[R-SIG-Finance] statistical features of equity time series

Alex Grund st.helldiver at googlemail.com
Sun Oct 28 15:24:49 CET 2012

Hi Matthew,

2012/10/28 Matthew Gilbert <matthew.douglas.gilbert at gmail.com>:
> The books "Analysis of Financial Time Series" by Ruey Tsay and "Statistics
> of Financial Markets" by Franke, Hardle and Hafner are both good references.

Thank your for this hints!

> But ultimately if the end goal is to test a trading strategy why simulate
> your own data? It seems like a lot of work and the end result would be to
> generate a profitable strategy on fictitious data?

No, the goal should NOT be to have a trading strategy. The goal is to
find some rational bahaviors.
For example: Given special characteristics of prcing data, is it
rational to invest 300000 $ directly or to invest 100000 $ at each
month's first trading day for three month.

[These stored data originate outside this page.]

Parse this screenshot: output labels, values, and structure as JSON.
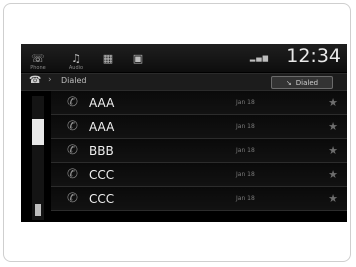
{
  "statusbar": {
    "icons": [
      "phone-icon",
      "audio-icon",
      "grid-icon",
      "grid-icon"
    ],
    "phone_caption": "Phone",
    "audio_caption": "Audio",
    "clock": "12:34"
  },
  "header": {
    "title": "Dialed",
    "button_label": "Dialed"
  },
  "calls": [
    {
      "name": "AAA",
      "date": "Jan 18"
    },
    {
      "name": "AAA",
      "date": "Jan 18"
    },
    {
      "name": "BBB",
      "date": "Jan 18"
    },
    {
      "name": "CCC",
      "date": "Jan 18"
    },
    {
      "name": "CCC",
      "date": "Jan 18"
    }
  ],
  "colors": {
    "screen_bg": "#000000",
    "text": "#f0f0f0",
    "muted": "#7a7a7a"
  }
}
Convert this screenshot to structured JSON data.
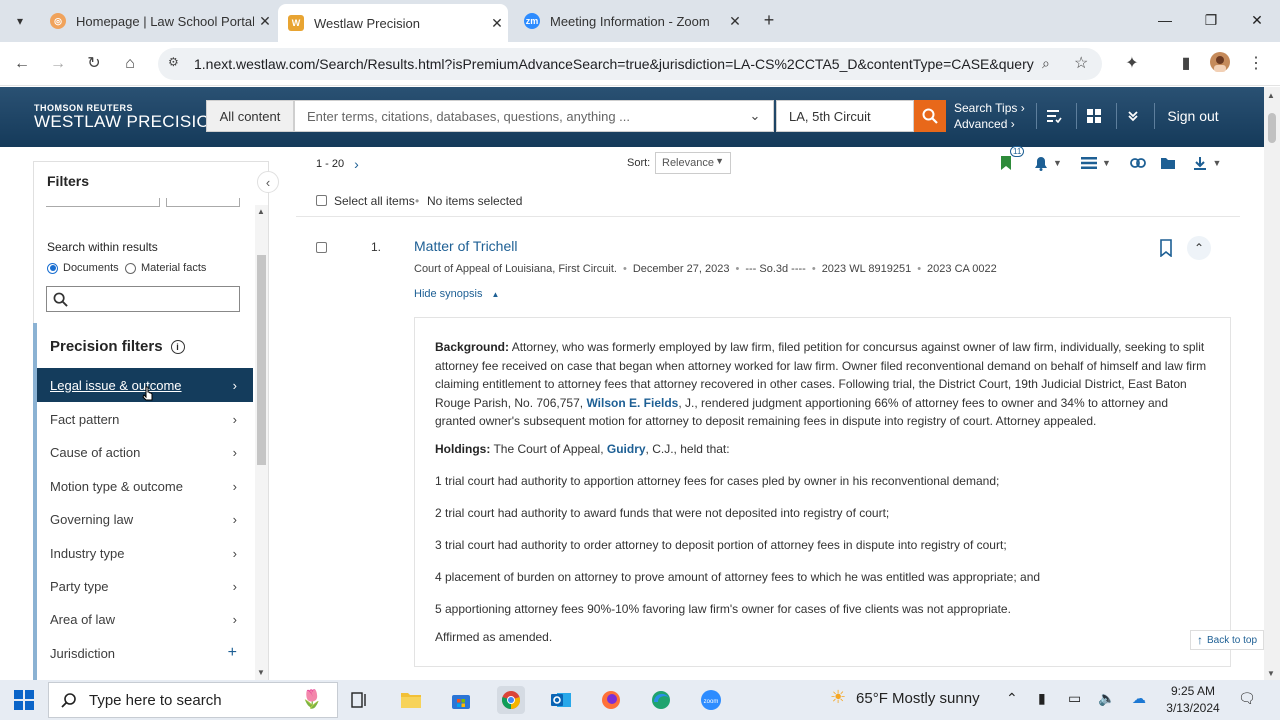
{
  "browser": {
    "tabs": [
      {
        "title": "Homepage | Law School Portal",
        "active": false
      },
      {
        "title": "Westlaw Precision",
        "active": true
      },
      {
        "title": "Meeting Information - Zoom",
        "active": false
      }
    ],
    "url": "1.next.westlaw.com/Search/Results.html?isPremiumAdvanceSearch=true&jurisdiction=LA-CS%2CCTA5_D&contentType=CASE&queryS..."
  },
  "header": {
    "brand_line1": "THOMSON REUTERS",
    "brand_line2": "WESTLAW PRECISION",
    "scope": "All content",
    "search_placeholder": "Enter terms, citations, databases, questions, anything ...",
    "jurisdiction": "LA, 5th Circuit",
    "search_tips": "Search Tips",
    "advanced": "Advanced",
    "sign_out": "Sign out"
  },
  "filters": {
    "title": "Filters",
    "search_within_label": "Search within results",
    "radio_documents": "Documents",
    "radio_material_facts": "Material facts",
    "precision_title": "Precision filters",
    "items": [
      {
        "label": "Legal issue & outcome",
        "active": true,
        "icon": "chevron-right"
      },
      {
        "label": "Fact pattern",
        "active": false,
        "icon": "chevron-right"
      },
      {
        "label": "Cause of action",
        "active": false,
        "icon": "chevron-right"
      },
      {
        "label": "Motion type & outcome",
        "active": false,
        "icon": "chevron-right"
      },
      {
        "label": "Governing law",
        "active": false,
        "icon": "chevron-right"
      },
      {
        "label": "Industry type",
        "active": false,
        "icon": "chevron-right"
      },
      {
        "label": "Party type",
        "active": false,
        "icon": "chevron-right"
      },
      {
        "label": "Area of law",
        "active": false,
        "icon": "chevron-right"
      },
      {
        "label": "Jurisdiction",
        "active": false,
        "icon": "plus"
      }
    ]
  },
  "results": {
    "range": "1 - 20",
    "sort_label": "Sort:",
    "sort_value": "Relevance",
    "folder_badge": "11",
    "select_all": "Select all items",
    "no_items": "No items selected",
    "item": {
      "number": "1.",
      "title": "Matter of Trichell",
      "court": "Court of Appeal of Louisiana, First Circuit.",
      "date": "December 27, 2023",
      "reporter": "--- So.3d ----",
      "wl_cite": "2023 WL 8919251",
      "docket": "2023 CA 0022",
      "hide_synopsis": "Hide synopsis",
      "background_label": "Background:",
      "background_part1": "Attorney, who was formerly employed by law firm, filed petition for concursus against owner of law firm, individually, seeking to split attorney fee received on case that began when attorney worked for law firm. Owner filed reconventional demand on behalf of himself and law firm claiming entitlement to attorney fees that attorney recovered in other cases. Following trial, the District Court, 19th Judicial District, East Baton Rouge Parish, No. 706,757,",
      "background_judge": "Wilson E. Fields",
      "background_part2": ", J., rendered judgment apportioning 66% of attorney fees to owner and 34% to attorney and granted owner's subsequent motion for attorney to deposit remaining fees in dispute into registry of court. Attorney appealed.",
      "holdings_label": "Holdings:",
      "holdings_part1": "The Court of Appeal,",
      "holdings_judge": "Guidry",
      "holdings_part2": ", C.J., held that:",
      "holdings": [
        "1 trial court had authority to apportion attorney fees for cases pled by owner in his reconventional demand;",
        "2 trial court had authority to award funds that were not deposited into registry of court;",
        "3 trial court had authority to order attorney to deposit portion of attorney fees in dispute into registry of court;",
        "4 placement of burden on attorney to prove amount of attorney fees to which he was entitled was appropriate; and",
        "5 apportioning attorney fees 90%-10% favoring law firm's owner for cases of five clients was not appropriate."
      ],
      "disposition": "Affirmed as amended."
    },
    "back_to_top": "Back to top"
  },
  "taskbar": {
    "search_placeholder": "Type here to search",
    "weather": "65°F  Mostly sunny",
    "time": "9:25 AM",
    "date": "3/13/2024"
  },
  "colors": {
    "header_blue": "#153a5a",
    "link_blue": "#1d5f94",
    "search_orange": "#e8681a",
    "active_filter_bg": "#143c5c"
  }
}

What will the result likely
be in 12 months?
Is it rational to take some profits?

That is not the same as a strategy "buy if MA crosses price" or
something like that. It is rather an market condition independent
bahavior. If one cannot "predict" the market, is it possible to reduce
risk or gain extra returns if one does other things like buy and hold,
but not with any information influence, only by bhavioral patterns.

That's why I called it "bahavior" rather than "strategy".

Why not on live data?
I could run simulations on 500 stocks (e.g. from SP500). But to
eliminate survivorship bias etc. and to run much more tests (1000s to
10000s) it sounds more suitable to run against artificial market data.
Maybe special characteristics are revealed which gives an insight to
"black swans" which are not obvious from real data.